A group of policy experts met on Capitol Hill Monday to discuss an AIDS epidemic in China a problem they say Beijing has been too slow to acknowledge.
It was just last week that China's Health Ministry revised the estimated number of people in the country infected with the AIDS virus from 850,000 to one million.
But the experts who gathered on Capitol Hill believe the figure to be much higher. They argue that local officials are avoiding testing high-risk people in an effort to meet targets for holding down the number of reported cases.
Dr. Don des Jarlais of Beth Israel Medical Center in New York is working with non-governmental organizations in China to fight the deadly disease there.
"There is a tendency in China to see HIV as a problem of the socially-marginalized and of small, weak countries," Dr. Jarlais said.
A recent United Nations report estimated that 1.2 million people in China have AIDS, and that 10 million could be infected by the end of the decade. China has a population of 1.3 billion.
Joan Kaufman, a visiting scholar at Harvard Law School, says Chinese officials have been slow to recognize the threat posed by AIDS.
"There is a lack of appreciation at the national government level about what this epidemic, potentially, is going to do, to economic and social development in China," Ms. Kaufman said.
Ms. Kaufman says public education and prevention programs dealing with aids are woefully inadequate in China.
Another expert, Bates Gill of the Center for Strategic and International Studies here in Washington, says AIDS victims are stigmatized in China a situation that makes dealing with the epidemic all the more difficult.
"If persons are stigmatized, criminalized, harassed, of course they are going to be far less likely to self-report or voluntarily submit to HIV testing, which is only likely going to drive the problem further underground," Mr. Gill said.
Chinese Health Ministry officials say the government has begun efforts to reduce the cost of treatment for AIDS victims, most of whom already live in poverty.

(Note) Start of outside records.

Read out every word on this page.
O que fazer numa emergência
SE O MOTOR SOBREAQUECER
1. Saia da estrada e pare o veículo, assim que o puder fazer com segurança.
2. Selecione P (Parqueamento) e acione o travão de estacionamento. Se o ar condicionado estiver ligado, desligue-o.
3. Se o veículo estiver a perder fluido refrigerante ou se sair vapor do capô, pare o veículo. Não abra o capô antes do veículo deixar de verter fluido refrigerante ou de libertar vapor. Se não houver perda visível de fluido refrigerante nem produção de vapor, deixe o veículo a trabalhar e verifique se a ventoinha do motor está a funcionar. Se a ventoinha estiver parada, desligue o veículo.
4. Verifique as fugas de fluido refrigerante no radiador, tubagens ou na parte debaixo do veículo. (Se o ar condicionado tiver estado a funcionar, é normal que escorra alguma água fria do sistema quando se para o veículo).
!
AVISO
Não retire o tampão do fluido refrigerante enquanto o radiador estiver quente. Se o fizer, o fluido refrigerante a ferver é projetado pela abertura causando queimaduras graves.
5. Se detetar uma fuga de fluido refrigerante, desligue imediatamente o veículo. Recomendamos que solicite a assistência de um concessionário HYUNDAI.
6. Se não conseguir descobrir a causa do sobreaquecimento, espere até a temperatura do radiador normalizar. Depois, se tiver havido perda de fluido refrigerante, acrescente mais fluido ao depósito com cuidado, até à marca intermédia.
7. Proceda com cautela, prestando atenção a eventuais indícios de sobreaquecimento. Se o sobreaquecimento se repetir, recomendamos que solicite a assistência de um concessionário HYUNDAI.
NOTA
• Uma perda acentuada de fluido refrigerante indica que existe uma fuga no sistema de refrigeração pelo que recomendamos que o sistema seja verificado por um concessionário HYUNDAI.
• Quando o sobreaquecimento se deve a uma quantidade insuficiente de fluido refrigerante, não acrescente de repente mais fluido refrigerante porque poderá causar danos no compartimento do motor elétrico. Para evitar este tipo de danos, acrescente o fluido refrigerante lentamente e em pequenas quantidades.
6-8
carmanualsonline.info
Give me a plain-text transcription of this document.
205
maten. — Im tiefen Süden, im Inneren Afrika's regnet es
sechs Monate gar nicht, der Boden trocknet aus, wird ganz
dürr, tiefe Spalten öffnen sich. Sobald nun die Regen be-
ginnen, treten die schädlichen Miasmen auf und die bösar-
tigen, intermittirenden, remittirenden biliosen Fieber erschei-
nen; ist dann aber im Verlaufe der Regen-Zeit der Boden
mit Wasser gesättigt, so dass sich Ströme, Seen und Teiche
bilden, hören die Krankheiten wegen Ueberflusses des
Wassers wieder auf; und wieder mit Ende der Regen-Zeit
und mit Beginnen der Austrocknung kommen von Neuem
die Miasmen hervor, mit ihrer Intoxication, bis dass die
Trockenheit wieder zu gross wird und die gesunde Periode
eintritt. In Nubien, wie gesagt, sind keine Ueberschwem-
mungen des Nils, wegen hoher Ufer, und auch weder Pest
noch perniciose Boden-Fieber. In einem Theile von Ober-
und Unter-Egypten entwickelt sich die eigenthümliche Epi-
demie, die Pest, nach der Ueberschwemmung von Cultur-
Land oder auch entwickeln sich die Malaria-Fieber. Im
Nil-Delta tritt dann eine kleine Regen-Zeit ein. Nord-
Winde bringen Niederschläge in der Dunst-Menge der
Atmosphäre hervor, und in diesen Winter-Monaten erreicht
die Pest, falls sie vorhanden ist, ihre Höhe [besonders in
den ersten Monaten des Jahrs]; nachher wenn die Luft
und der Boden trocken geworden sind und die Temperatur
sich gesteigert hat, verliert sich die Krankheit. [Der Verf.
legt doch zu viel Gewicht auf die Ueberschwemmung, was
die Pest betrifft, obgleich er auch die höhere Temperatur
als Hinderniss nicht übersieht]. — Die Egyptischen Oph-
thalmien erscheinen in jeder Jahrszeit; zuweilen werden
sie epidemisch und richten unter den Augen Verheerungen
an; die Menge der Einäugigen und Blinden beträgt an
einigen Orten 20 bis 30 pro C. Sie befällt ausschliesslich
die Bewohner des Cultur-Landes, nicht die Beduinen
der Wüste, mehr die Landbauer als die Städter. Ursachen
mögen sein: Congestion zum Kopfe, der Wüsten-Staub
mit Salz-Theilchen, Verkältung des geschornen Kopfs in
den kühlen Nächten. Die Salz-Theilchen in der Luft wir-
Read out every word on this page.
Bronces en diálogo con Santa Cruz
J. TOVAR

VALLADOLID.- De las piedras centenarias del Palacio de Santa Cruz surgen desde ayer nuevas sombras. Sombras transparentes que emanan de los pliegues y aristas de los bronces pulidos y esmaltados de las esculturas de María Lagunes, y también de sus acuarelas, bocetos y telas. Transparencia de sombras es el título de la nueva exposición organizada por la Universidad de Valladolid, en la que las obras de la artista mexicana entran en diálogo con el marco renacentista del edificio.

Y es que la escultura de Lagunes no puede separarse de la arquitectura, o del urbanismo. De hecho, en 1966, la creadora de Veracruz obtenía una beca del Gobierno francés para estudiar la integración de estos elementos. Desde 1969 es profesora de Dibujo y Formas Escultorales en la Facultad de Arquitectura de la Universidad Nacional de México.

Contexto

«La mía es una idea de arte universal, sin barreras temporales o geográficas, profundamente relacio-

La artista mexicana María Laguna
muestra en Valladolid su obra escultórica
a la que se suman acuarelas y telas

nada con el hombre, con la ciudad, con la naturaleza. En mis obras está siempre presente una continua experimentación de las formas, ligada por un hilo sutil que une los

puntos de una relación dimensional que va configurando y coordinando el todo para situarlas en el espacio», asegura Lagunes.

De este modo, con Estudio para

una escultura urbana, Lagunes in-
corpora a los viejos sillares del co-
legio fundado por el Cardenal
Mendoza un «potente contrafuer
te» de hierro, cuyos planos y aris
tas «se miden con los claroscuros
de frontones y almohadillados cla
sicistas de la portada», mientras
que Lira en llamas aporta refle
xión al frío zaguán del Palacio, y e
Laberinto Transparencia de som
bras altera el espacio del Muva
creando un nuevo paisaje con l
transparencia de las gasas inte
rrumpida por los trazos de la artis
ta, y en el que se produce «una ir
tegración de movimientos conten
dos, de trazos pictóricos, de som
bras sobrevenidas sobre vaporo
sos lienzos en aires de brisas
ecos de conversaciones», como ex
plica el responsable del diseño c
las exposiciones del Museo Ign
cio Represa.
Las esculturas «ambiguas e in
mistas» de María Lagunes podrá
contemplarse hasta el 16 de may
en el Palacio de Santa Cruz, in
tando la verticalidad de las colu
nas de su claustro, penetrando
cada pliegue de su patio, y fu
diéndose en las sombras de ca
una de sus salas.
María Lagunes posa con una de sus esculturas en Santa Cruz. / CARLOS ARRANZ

China recently began treating patients with a domestically produced version of the anti-AIDS drug known as AZT that costs far less than the imported original.
But Mr. Gill argues that treatment including the manufacturing of the medicines, their distribution, and proper training of local doctors is not as cost-effective as prevention.
"I think money today in China would be much more wisely spent on prevention, awareness, education so you do not get the disease in the first place," he said.
Mr. Gill called on U.S. officials to work with their Chinese counterparts to promote AIDS awareness and prevention in China. He said he hoped the issue would be high on the agenda when President Bush meets Chinese President Jiang Zemin next month in Crawford, Texas.